The biggest-budget, live-action Walt Disney film to hit the screen in the 1950's (and for at least a decade afterwards), 20 000 Leagues Under the Sea remains involving despite its occasionally torpid pace and that godawful performance by Kirk Douglas. The design of Nemo's Victorian-era super-submarine, the Nautilus, is superb and steampunky. James Mason as Nemo, Paul Lukas as Professor Aronax, and Peter Lorre as Conseil are all solid in their roles. And the squid fight still works, with the mechanical effects making the squid seem as unearthly as the tornado in The Wizard of Oz.
Made now, 20 000 Leagues Under the Sea would play Nemo as even more of a hero -- he's attacking the slave trade, after all, having been enslaved himself in some South Seas mining colony. Of course, Nemo was a native of India in the original novel. James Mason, not so much. The often languid pace can get a bit wearing at times, as does Kirk Douglas, but 20 000 Leagues Under the Sea still works for the most part. Recommended.
How To Train Your Dragon 2 (2014): based on the books by Cressida Cowell; written and directed by Dean DeBlois; starring the voices of Jay Baruchel (Hiccup), Cate Blanchett (Valka), Gerard Butler (Stoick), Craig Ferguson (Gobber), America Ferrara (Astrid), Jonah Hill (Notlout), and Djimon Honsou (Drago) : How To Train Your Dragon was a lot of fun. So too this sequel, though its frenetic pace and much longer action sequences make it a far less charming movie than the original. Still worth watching, though, for the animation, voice acting, and story. The designs of the seemingly endless number of different dragon species remain a highlight. Recommended.
Run Fatboy Run (2007): written by Michael Ian Black and Simon Pegg; directed by David Schwimmer; starring Simon Pegg (Dennis), Thandie Newton (Libby), Hank Azaria (Whit), Dylan Moran (Gordon), and Harish Patel (Mr. Goshdashtidar) : Fun, amiable comedy takes full advantage of the good will Simon Pegg generates when playing hapless heroes. Hank Azaria seems like an odd choice as the handsome boyfriend, but he does a good job. Thandie Newton is lovely but stuck with being a straight woman to pretty much everyone else in the movie. Recommended.
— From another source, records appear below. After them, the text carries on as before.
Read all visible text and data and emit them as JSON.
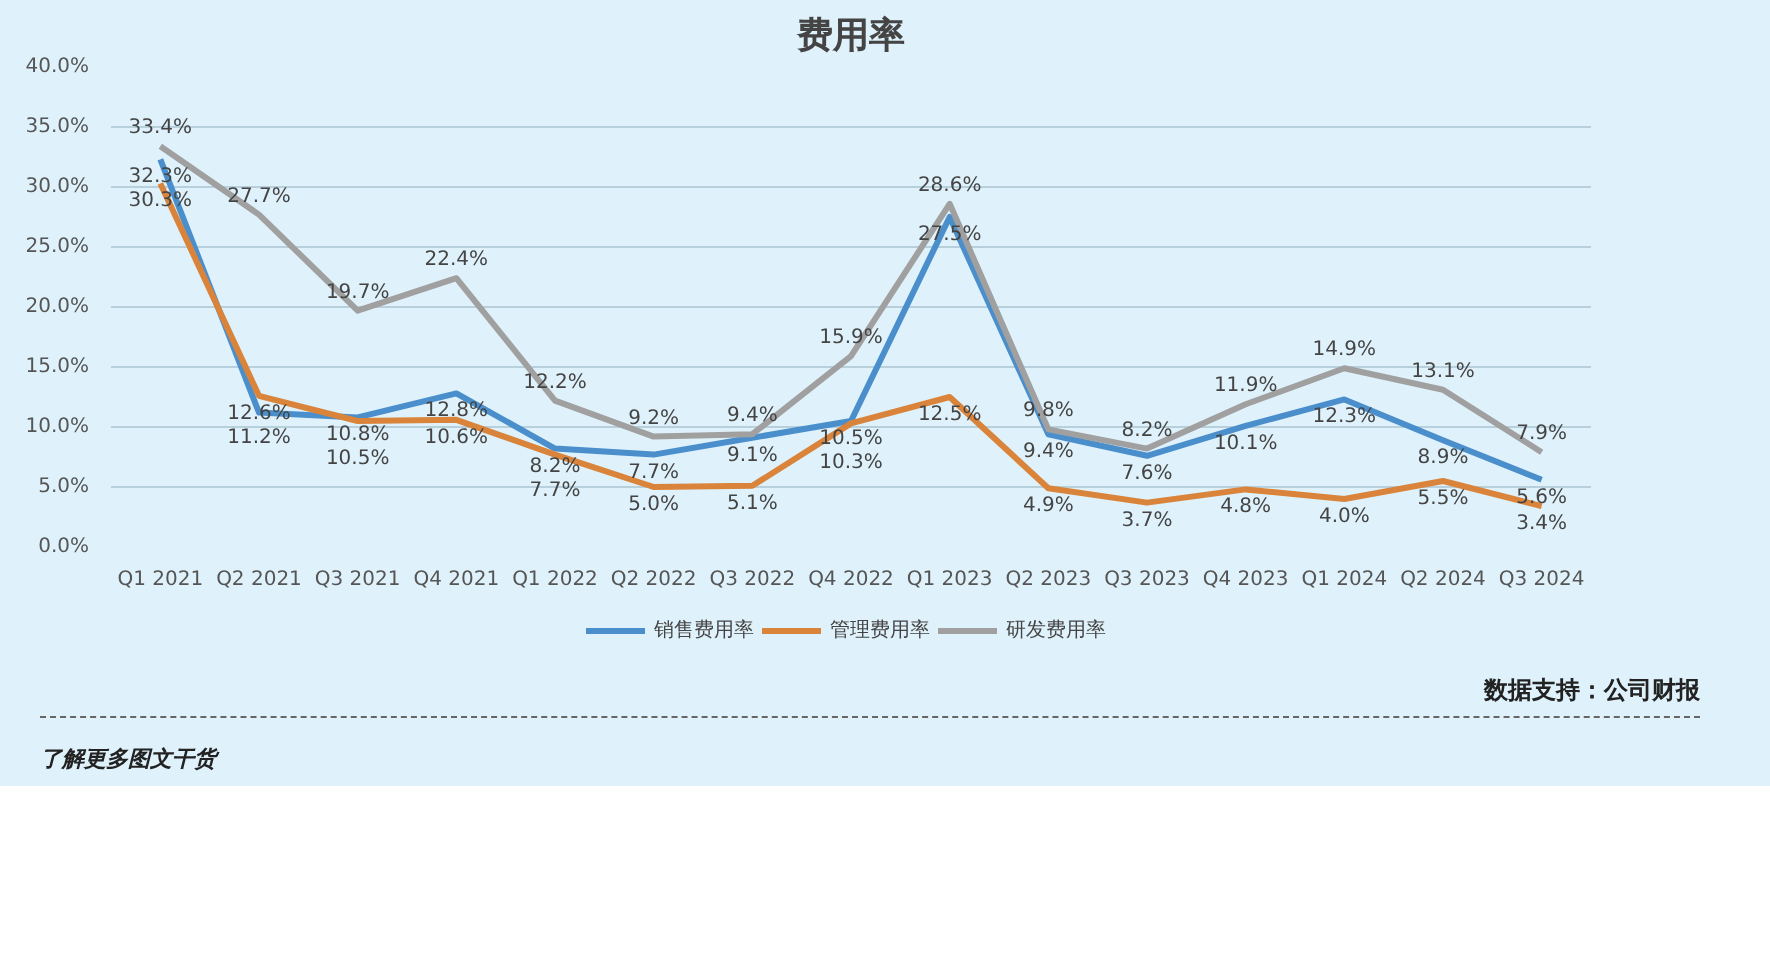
{
  "chart_data": {
    "type": "line",
    "title": "费用率",
    "categories": [
      "Q1 2021",
      "Q2 2021",
      "Q3 2021",
      "Q4 2021",
      "Q1 2022",
      "Q2 2022",
      "Q3 2022",
      "Q4 2022",
      "Q1 2023",
      "Q2 2023",
      "Q3 2023",
      "Q4 2023",
      "Q1 2024",
      "Q2 2024",
      "Q3 2024"
    ],
    "series": [
      {
        "name": "销售费用率",
        "color": "#4a8fcc",
        "values": [
          32.3,
          11.2,
          10.8,
          12.8,
          8.2,
          7.7,
          9.1,
          10.5,
          27.5,
          9.4,
          7.6,
          10.1,
          12.3,
          8.9,
          5.6
        ],
        "value_labels": [
          "32.3%",
          "11.2%",
          "10.8%",
          "12.8%",
          "8.2%",
          "7.7%",
          "9.1%",
          "10.5%",
          "27.5%",
          "9.4%",
          "7.6%",
          "10.1%",
          "12.3%",
          "8.9%",
          "5.6%"
        ]
      },
      {
        "name": "管理费用率",
        "color": "#d9843a",
        "values": [
          30.3,
          12.6,
          10.5,
          10.6,
          7.7,
          5.0,
          5.1,
          10.3,
          12.5,
          4.9,
          3.7,
          4.8,
          4.0,
          5.5,
          3.4
        ],
        "value_labels": [
          "30.3%",
          "12.6%",
          "10.5%",
          "10.6%",
          "7.7%",
          "5.0%",
          "5.1%",
          "10.3%",
          "12.5%",
          "4.9%",
          "3.7%",
          "4.8%",
          "4.0%",
          "5.5%",
          "3.4%"
        ]
      },
      {
        "name": "研发费用率",
        "color": "#a0a0a0",
        "values": [
          33.4,
          27.7,
          19.7,
          22.4,
          12.2,
          9.2,
          9.4,
          15.9,
          28.6,
          9.8,
          8.2,
          11.9,
          14.9,
          13.1,
          7.9
        ],
        "value_labels": [
          "33.4%",
          "27.7%",
          "19.7%",
          "22.4%",
          "12.2%",
          "9.2%",
          "9.4%",
          "15.9%",
          "28.6%",
          "9.8%",
          "8.2%",
          "11.9%",
          "14.9%",
          "13.1%",
          "7.9%"
        ]
      }
    ],
    "ylim": [
      0,
      40
    ],
    "yticks": [
      {
        "value": 0,
        "label": "0.0%"
      },
      {
        "value": 5,
        "label": "5.0%"
      },
      {
        "value": 10,
        "label": "10.0%"
      },
      {
        "value": 15,
        "label": "15.0%"
      },
      {
        "value": 20,
        "label": "20.0%"
      },
      {
        "value": 25,
        "label": "25.0%"
      },
      {
        "value": 30,
        "label": "30.0%"
      },
      {
        "value": 35,
        "label": "35.0%"
      },
      {
        "value": 40,
        "label": "40.0%"
      }
    ],
    "grid": "y",
    "legend": "bottom",
    "marker": "none",
    "line_style": "solid",
    "annotations": [
      "数据支持：公司财报",
      "了解更多图文干货"
    ]
  }
}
Poltergeist (2015): adapted by David Lindsay-Apaire from the 1982 movie written by Steven Spielberg, Michael Grais, and Mark Victor; directed by Gil Kenan; starring Sam Rockwell (Eric Bowen), Rosemarie DeWitt (Amy Bowen), Saxon Sharbino (Kendra Bowen), Kyle Catlett (Griffin Bowen), Kennedi Clements (Madison Bowen), Jared Harris (Carrigan Burke), and Jane Adams (Dr. Brooke Powell): It's probably a much better-acted film than the original, this Poltergeist remake. Sam Rockwell certainly does everything he can with his role, which actually seems to be modeled on the father in The Amityville Horror rather than Poltergeist (1982): financial woes occupy him.
The kids are much more front and centre here. The scares are pretty light. Perhaps most notably, the Tree and Clown scenes have been completely bungled. It also doesn't help that the gateway to the Underworld looks and acts like a Stargate, or that occult investigator Jared Harris is dressed like a leprechaun. It's a diversion, but just barely. Lightly recommended.